Diversity

03.12.2001

Kim H. Veltman

Culture, Languages and the Internet

Abstract for: "Cultures et langues de l'internet," Actes du Atelier Isoc Wallonie 2000:
Langues, Cultures et Internet: enjeux, stratégies et développement durable, Namur, 2001.

The Internet began in 1969 in the United States. It began as a means of communication for the military and domains of science such as high-energy physics and astronomy. This original strand of the Internet is now converging with efforts of NASA, which foresees the development of an interplanetary Internet architecture extending to Mars and beyond. This strand of the Internet, led by the Internet Society and the Internet Engineering Task Force (IETF), entails at most a few thousand scientists around the world and focusses on the sharing of scientific and technical information. Its working language is almost exclusively English.

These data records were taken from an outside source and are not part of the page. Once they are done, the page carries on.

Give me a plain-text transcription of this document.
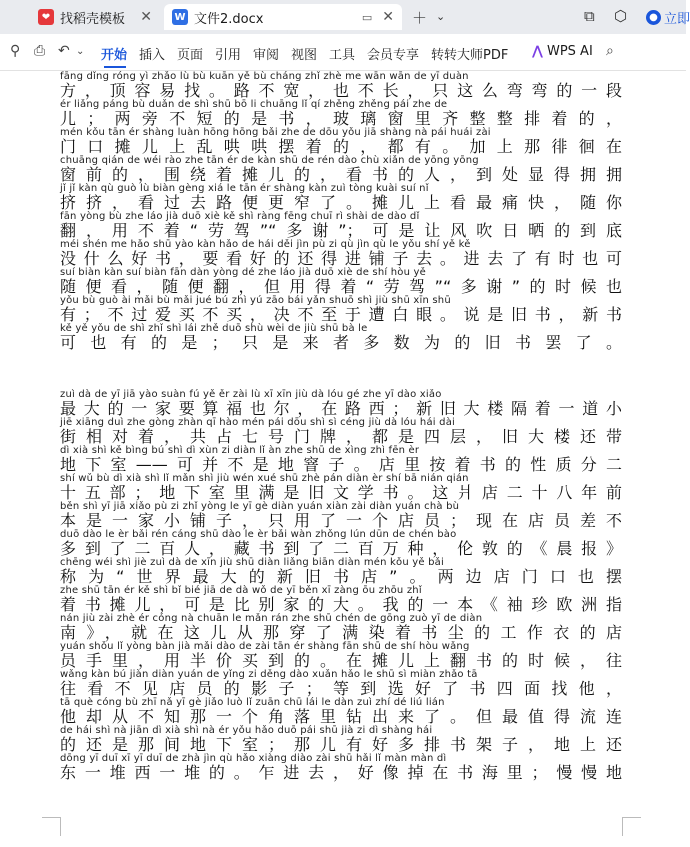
❤ 找稻壳模板	✕ W 文件2.docx	▭ ✕ ＋ ⌄	⧉ ⬡	● 立即
⚲ ⎙ ↶ ⌄ 开始 插入 页面 引用 审阅 视图 工具 会员专享 转转大师PDF ⋀ WPS AI ⌕
fāng dǐng róng yì zhǎo lù bù kuān yě bù cháng zhǐ zhè me wān wān de yī duàn
方，顶容易找。路不宽，也不长，只这么弯弯的一段
ér liǎng páng bù duǎn de shì shū bō li chuāng lǐ qí zhěng zhěng pái zhe de
儿；两旁不短的是书，玻璃窗里齐整整排着的，
mén kǒu tān ér shàng luàn hōng hōng bǎi zhe de dōu yǒu jiā shàng nà pái huái zài
门口摊儿上乱哄哄摆着的，都有。加上那徘徊在
chuāng qián de wéi rào zhe tān ér de kàn shū de rén dào chù xiǎn de yōng yōng
窗前的，围绕着摊儿的，看书的人，到处显得拥拥
jǐ jǐ kàn qù guò lù biàn gèng xiá le tān ér shàng kàn zuì tòng kuài suí nǐ
挤挤，看过去路便更窄了。摊儿上看最痛快，随你
fān yòng bù zhe láo jià duō xiè kě shì ràng fēng chuī rì shài de dào dǐ
翻，用不着“劳驾”“多谢”；可是让风吹日晒的到底
méi shén me hǎo shū yào kàn hǎo de hái děi jìn pù zi qù jìn qù le yǒu shí yě kě
没什么好书，要看好的还得进铺子去。进去了有时也可
suí biàn kàn suí biàn fān dàn yòng dé zhe láo jià duō xiè de shí hòu yě
随便看，随便翻，但用得着“劳驾”“多谢”的时候也
yǒu bù guò ài mǎi bù mǎi jué bú zhì yú zāo bái yǎn shuō shì jiù shū xīn shū
有；不过爱买不买，决不至于遭白眼。说是旧书，新书
kě yě yǒu de shì zhǐ shì lái zhě duō shù wèi de jiù shū bà le
可也有的是；只是来者多数为的旧书罢了。
zuì dà de yī jiā yào suàn fú yě ěr zài lù xī xīn jiù dà lóu gé zhe yī dào xiǎo
最大的一家要算福也尔，在路西；新旧大楼隔着一道小
jiē xiāng duì zhe gòng zhàn qī hào mén pái dōu shì sì céng jiù dà lóu hái dài
街相对着，共占七号门牌，都是四层，旧大楼还带
dì xià shì kě bìng bú shì dì xùn zi diàn lǐ àn zhe shū de xìng zhì fēn èr
地下室——可并不是地窨子。店里按着书的性质分二
shí wǔ bù dì xià shì lǐ mǎn shì jiù wén xué shū zhè pán diàn èr shí bā nián qián
十五部；地下室里满是旧文学书。这爿店二十八年前
běn shì yī jiā xiǎo pù zi zhǐ yòng le yī gè diàn yuán xiàn zài diàn yuán chà bù
本是一家小铺子，只用了一个店员；现在店员差不
duō dào le èr bǎi rén cáng shū dào le èr bǎi wàn zhǒng lún dūn de chén bào
多到了二百人，藏书到了二百万种，伦敦的《晨报》
chēng wéi shì jiè zuì dà de xīn jiù shū diàn liǎng biān diàn mén kǒu yě bǎi
称为“世界最大的新旧书店”。两边店门口也摆
zhe shū tān ér kě shì bǐ bié jiā de dà wǒ de yī běn xī zàng ōu zhōu zhǐ
着书摊儿，可是比别家的大。我的一本《袖珍欧洲指
nán jiù zài zhè ér cóng nà chuān le mǎn rán zhe shū chén de gōng zuò yī de diàn
南》，就在这儿从那穿了满染着书尘的工作衣的店
yuán shǒu lǐ yòng bàn jià mǎi dào de zài tān ér shàng fān shū de shí hòu wǎng
员手里，用半价买到的。在摊儿上翻书的时候，往
wǎng kàn bú jiàn diàn yuán de yǐng zi děng dào xuǎn hǎo le shū sì miàn zhǎo tā
往看不见店员的影子；等到选好了书四面找他，
tā què cóng bù zhī nǎ yī gè jiǎo luò lǐ zuān chū lái le dàn zuì zhí dé liú lián
他却从不知那一个角落里钻出来了。但最值得流连
de hái shì nà jiān dì xià shì nà ér yǒu hǎo duō pái shū jià zi dì shàng hái
的还是那间地下室；那儿有好多排书架子，地上还
dōng yī duī xī yī duī de zhà jìn qù hǎo xiàng diào zài shū hǎi lǐ màn màn dì
东一堆西一堆的。乍进去，好像掉在书海里；慢慢地
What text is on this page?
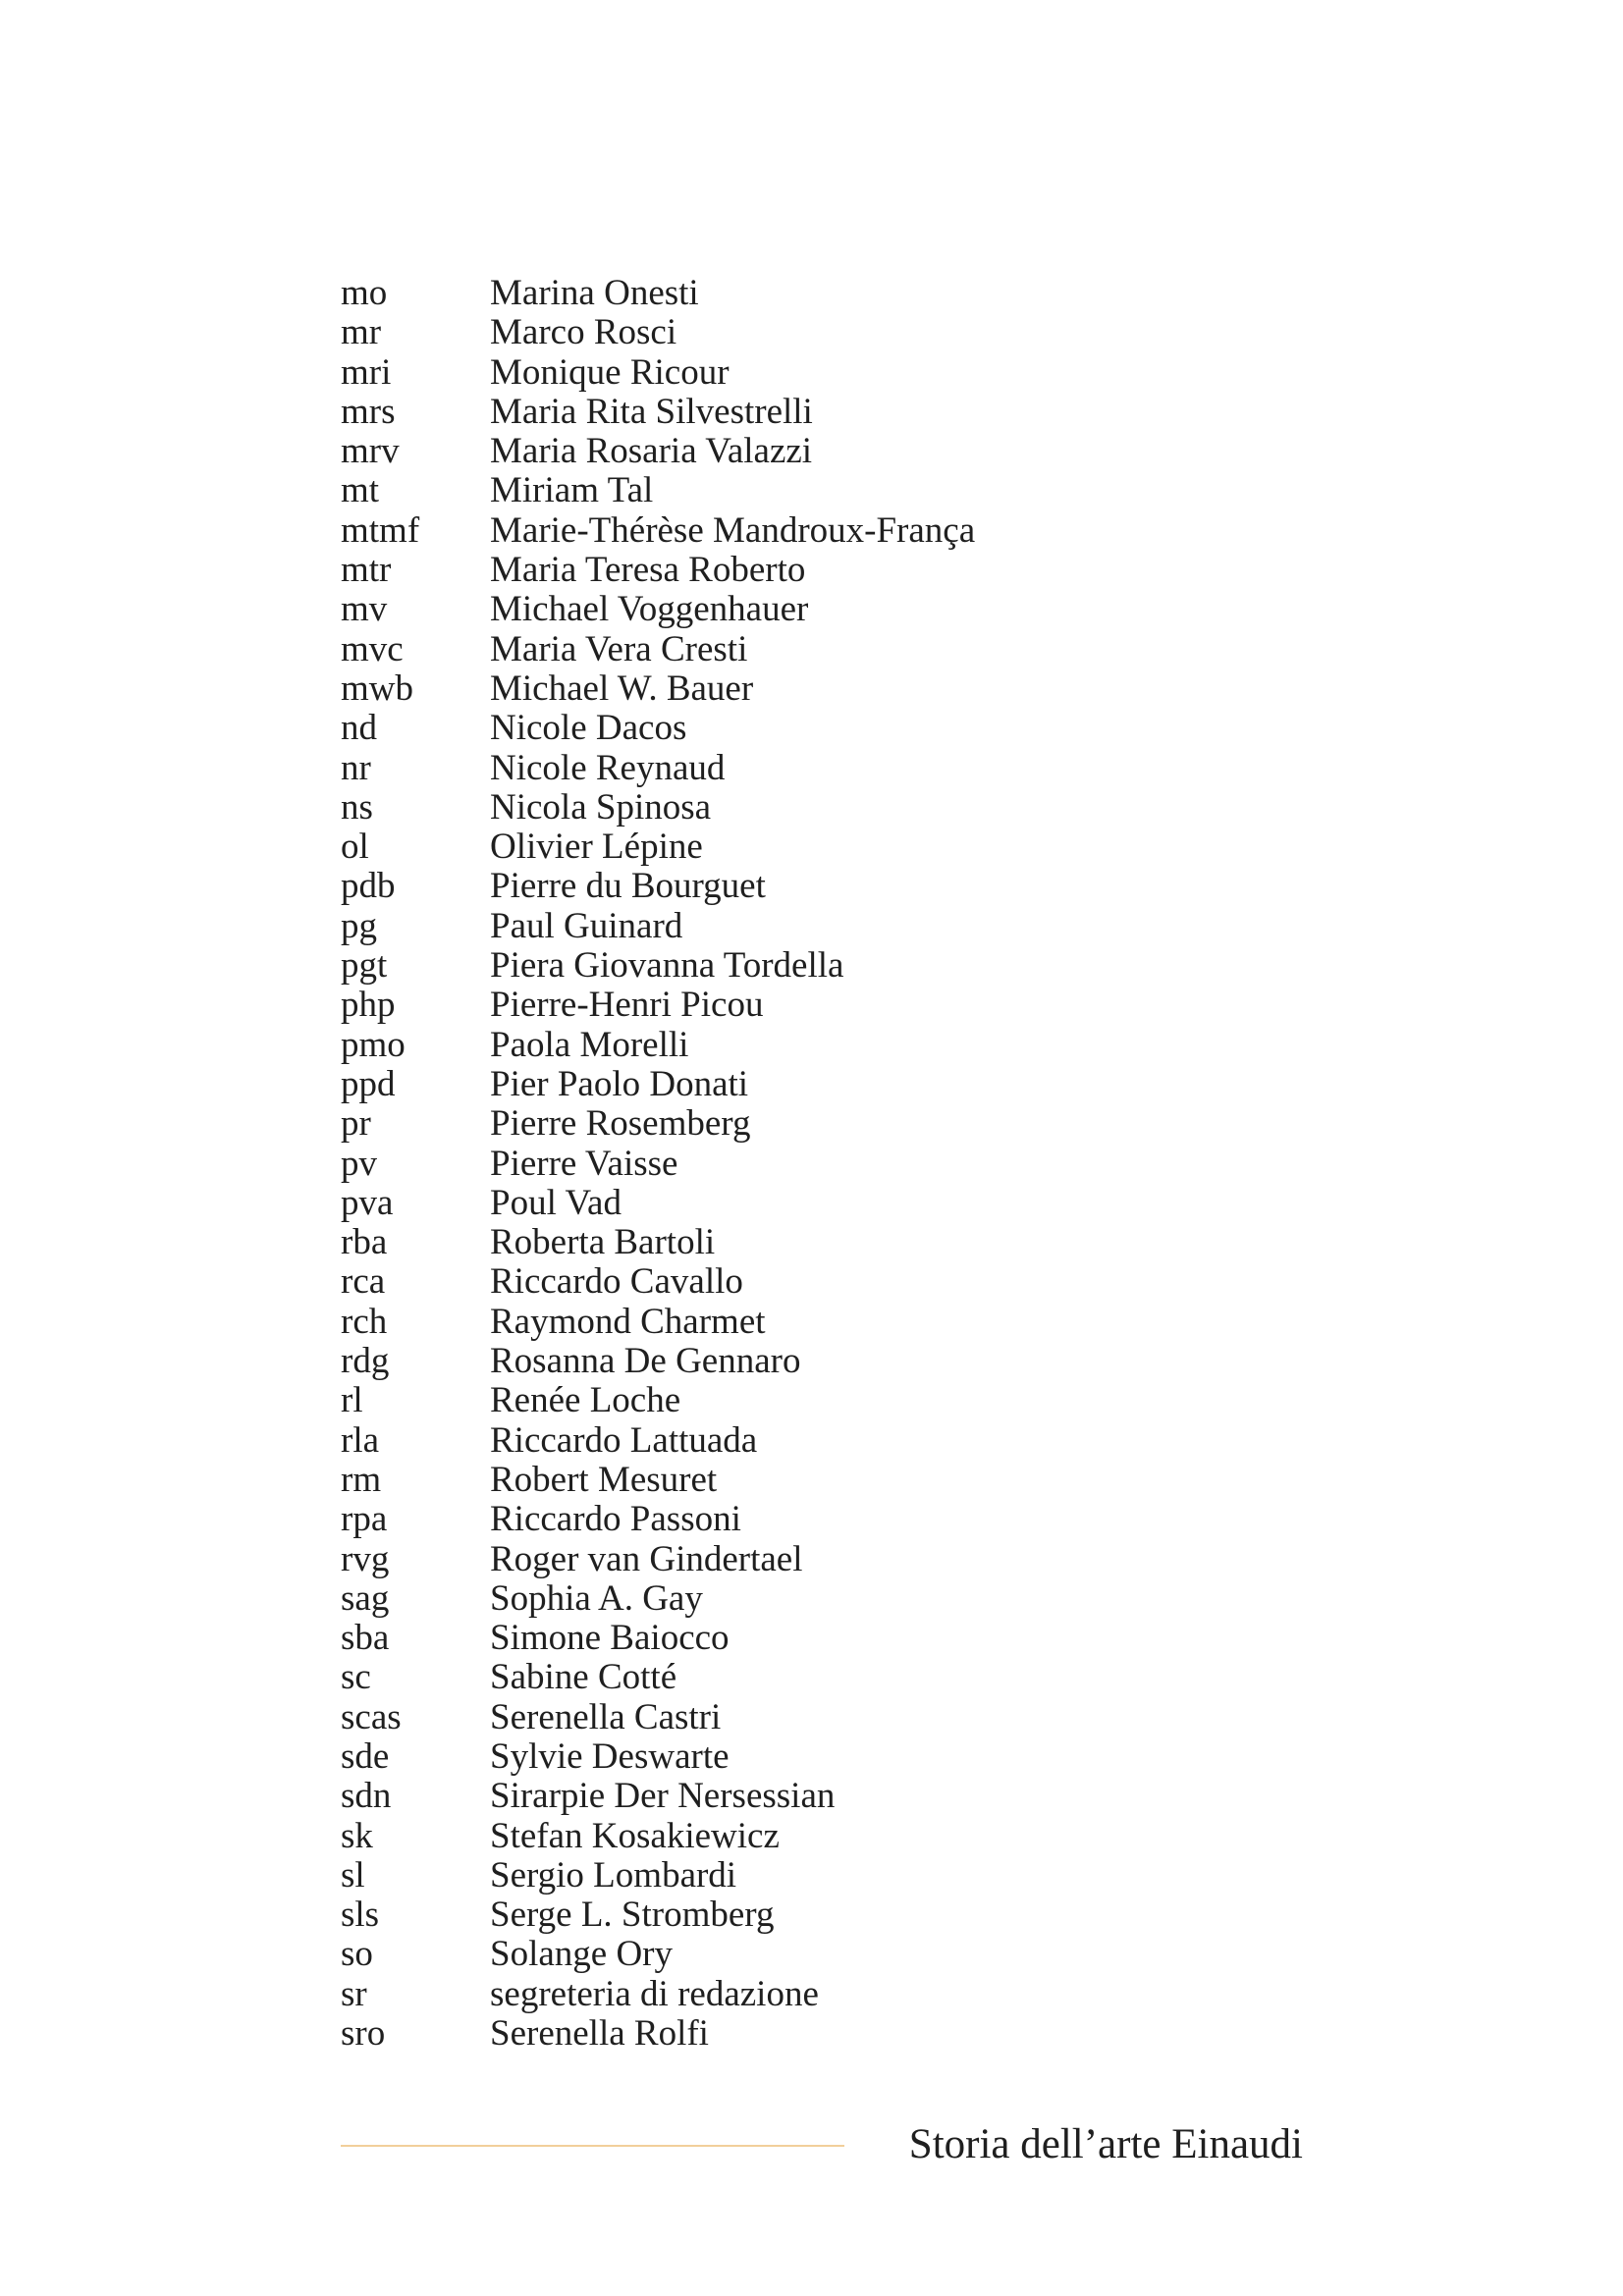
mo	Marina Onesti
mr	Marco Rosci
mri	Monique Ricour
mrs	Maria Rita Silvestrelli
mrv	Maria Rosaria Valazzi
mt	Miriam Tal
mtmf	Marie-Thérèse Mandroux-França
mtr	Maria Teresa Roberto
mv	Michael Voggenhauer
mvc	Maria Vera Cresti
mwb	Michael W. Bauer
nd	Nicole Dacos
nr	Nicole Reynaud
ns	Nicola Spinosa
ol	Olivier Lépine
pdb	Pierre du Bourguet
pg	Paul Guinard
pgt	Piera Giovanna Tordella
php	Pierre-Henri Picou
pmo	Paola Morelli
ppd	Pier Paolo Donati
pr	Pierre Rosemberg
pv	Pierre Vaisse
pva	Poul Vad
rba	Roberta Bartoli
rca	Riccardo Cavallo
rch	Raymond Charmet
rdg	Rosanna De Gennaro
rl	Renée Loche
rla	Riccardo Lattuada
rm	Robert Mesuret
rpa	Riccardo Passoni
rvg	Roger van Gindertael
sag	Sophia A. Gay
sba	Simone Baiocco
sc	Sabine Cotté
scas	Serenella Castri
sde	Sylvie Deswarte
sdn	Sirarpie Der Nersessian
sk	Stefan Kosakiewicz
sl	Sergio Lombardi
sls	Serge L. Stromberg
so	Solange Ory
sr	segreteria di redazione
sro	Serenella Rolfi
Storia dell’arte Einaudi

The World Wide Web (WWW) as we now know it began in 1980 in Europe at CERN. In the past decade the WWW has grown rapidly from a narrow scientific community to over 400 million users and is estimated to grow to over 1.5 billion users within the next five years. The WWW now includes over 70 languages and English is no longer its dominant language.

The WWW now entails 7 million new pages of information daily. Persons have turned to meta-data (information about information) in order to master this enormous influx of information. In this context, American projects such as the Dublin Core and the Open Archives Project have made valuable preliminary contributions. While these are excellent stopgap measures, they have an underlying assumption that the Internet/WWW is primarily about business strictly in terms of new methods for electronic transactions. In this model the interests of private enterprise threaten to eclipse the public (governmental) sphere.